Guilt, I’ve learned, hits me in the middle of my chest. It has a weight that spreads across me from armpit to armpit. The back of my head, almost on the inside of my skull, tingles at bit. Bizarre.

Shame strikes me in the outer corners of my eyes. Like a pinching that tweaks the bridge of my nose and tickles my nostrils.

Neither feeling is crippling or even painful. That’s Brooke’s point.

When you can feel your feelings, you learn that the feeling itself is not so bad. It’s your thoughts that are crushing you. So back to step one. What are you choosing to think?

Idea #3: You cannot control other people’s thoughts

Closely related and equally powerful is the idea that you cannot control other people’s thoughts.

Quite often, I wish I could. As parents, our lives would be so much easier if we could just control what our kid’s think, and consequently how they feel and act. Unfortunately, we can’t.
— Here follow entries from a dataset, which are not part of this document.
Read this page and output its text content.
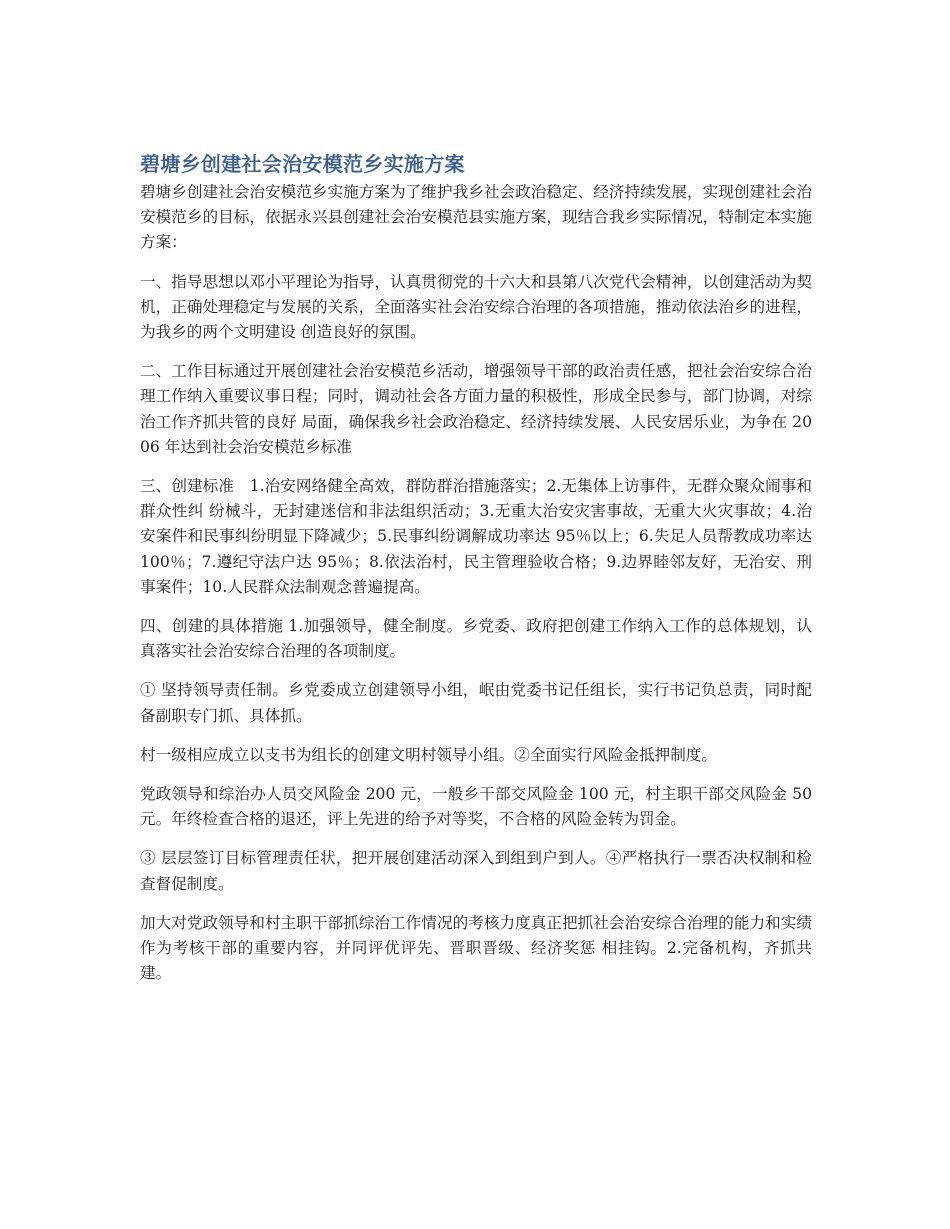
碧塘乡创建社会治安模范乡实施方案

碧塘乡创建社会治安模范乡实施方案为了维护我乡社会政治稳定、经济持续发展，实现创建社会治安模范乡的目标，依据永兴县创建社会治安模范县实施方案，现结合我乡实际情况，特制定本实施方案：

一、指导思想以邓小平理论为指导，认真贯彻党的十六大和县第八次党代会精神，以创建活动为契机，正确处理稳定与发展的关系，全面落实社会治安综合治理的各项措施，推动依法治乡的进程，为我乡的两个文明建设 创造良好的氛围。

二、工作目标通过开展创建社会治安模范乡活动，增强领导干部的政治责任感，把社会治安综合治理工作纳入重要议事日程；同时，调动社会各方面力量的积极性，形成全民参与，部门协调，对综治工作齐抓共管的良好 局面，确保我乡社会政治稳定、经济持续发展、人民安居乐业，为争在 2006 年达到社会治安模范乡标准

三、创建标准　1.治安网络健全高效，群防群治措施落实；2.无集体上访事件，无群众聚众闹事和群众性纠 纷械斗，无封建迷信和非法组织活动；3.无重大治安灾害事故，无重大火灾事故；4.治安案件和民事纠纷明显下降减少；5.民事纠纷调解成功率达 95％以上；6.失足人员帮教成功率达 100％；7.遵纪守法户达 95％；8.依法治村，民主管理验收合格；9.边界睦邻友好，无治安、刑事案件；10.人民群众法制观念普遍提高。

四、创建的具体措施 1.加强领导，健全制度。乡党委、政府把创建工作纳入工作的总体规划，认真落实社会治安综合治理的各项制度。

① 坚持领导责任制。乡党委成立创建领导小组，岷由党委书记任组长，实行书记负总责，同时配备副职专门抓、具体抓。

村一级相应成立以支书为组长的创建文明村领导小组。②全面实行风险金抵押制度。

党政领导和综治办人员交风险金 200 元，一般乡干部交风险金 100 元，村主职干部交风险金 50 元。年终检查合格的退还，评上先进的给予对等奖，不合格的风险金转为罚金。

③ 层层签订目标管理责任状，把开展创建活动深入到组到户到人。④严格执行一票否决权制和检查督促制度。

加大对党政领导和村主职干部抓综治工作情况的考核力度真正把抓社会治安综合治理的能力和实绩作为考核干部的重要内容，并同评优评先、晋职晋级、经济奖惩 相挂钩。2.完备机构，齐抓共建。
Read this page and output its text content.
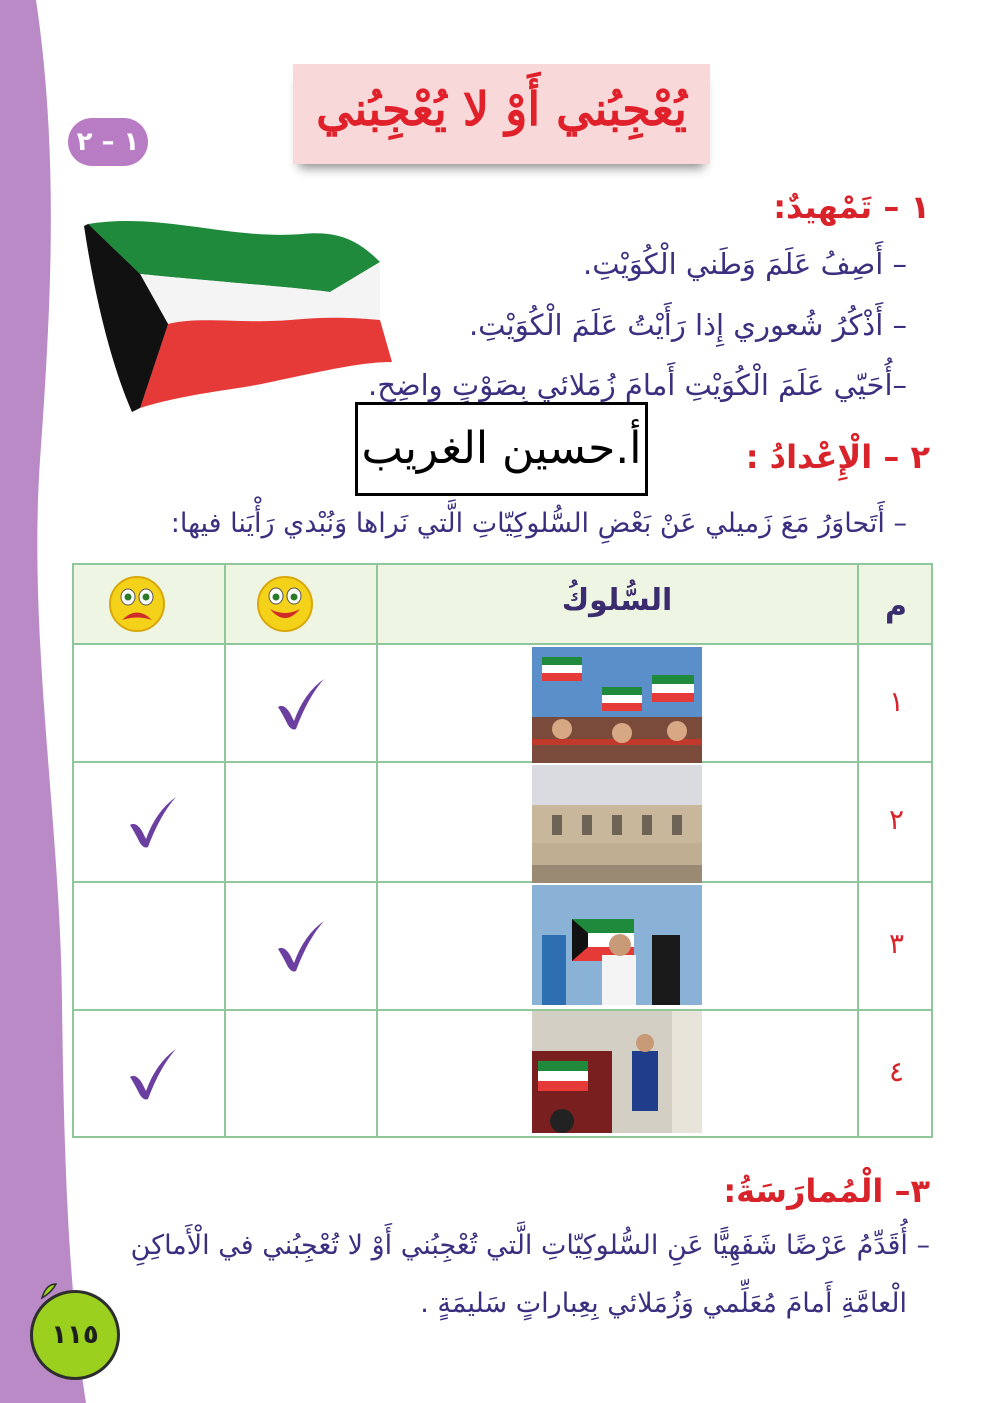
١ – ٢
يُعْجِبُني أَوْ لا يُعْجِبُني
١ – تَمْهيدٌ:
– أَصِفُ عَلَمَ وَطَني الْكُوَيْتِ.
– أَذْكُرُ شُعوري إِذا رَأَيْتُ عَلَمَ الْكُوَيْتِ.
–أُحَيّي عَلَمَ الْكُوَيْتِ أَمامَ زُمَلائي بِصَوْتٍ واضِحٍ.
أ.حسين الغريب	٢ – الْإِعْدادُ :
– أَتَحاوَرُ مَعَ زَميلي عَنْ بَعْضِ السُّلوكِيّاتِ الَّتي نَراها وَنُبْدي رَأْيَنا فيها:
م
السُّلوكُ
١
٢
٣
٤
٣– الْمُمارَسَةُ:
– أُقَدِّمُ عَرْضًا شَفَهِيًّا عَنِ السُّلوكِيّاتِ الَّتي تُعْجِبُني أَوْ لا تُعْجِبُني في الْأَماكِنِ
الْعامَّةِ أَمامَ مُعَلِّمي وَزُمَلائي بِعِباراتٍ سَليمَةٍ .
١١٥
However, if you accept that you don’t have mind-controlling superpowers, you need to also accept the other truth: you’re not responsible for your kid’s thoughts. You didn’t create them. They did.

It’s like having a different kind of superpower.

I flex it most often these days with my son who has a tendency to say an automatic “no” to a lot of things. His reasoning, organized activities suck. School sucks. My house rules suck.

Whereas it used to trigger me to think, “why are you so stubborn,” feel frustrated and annoyed, and consequently argue with him, now I often tell him calmly, “Well, I can’t control your thoughts. If you want to think that, and feel however that makes you feel, that’s your choice.”

Couple that with an examination of my own thoughts and feelings—I’ll admit, sometimes after I’ve freaked out on him—I find myself in a whole new headspace. Far less reactive and far more deliberate in my choice of words and actions.

How do you manage your mind? Did you struggle with feeling guilty about your teen’s depression? And if so, how do you deal with it?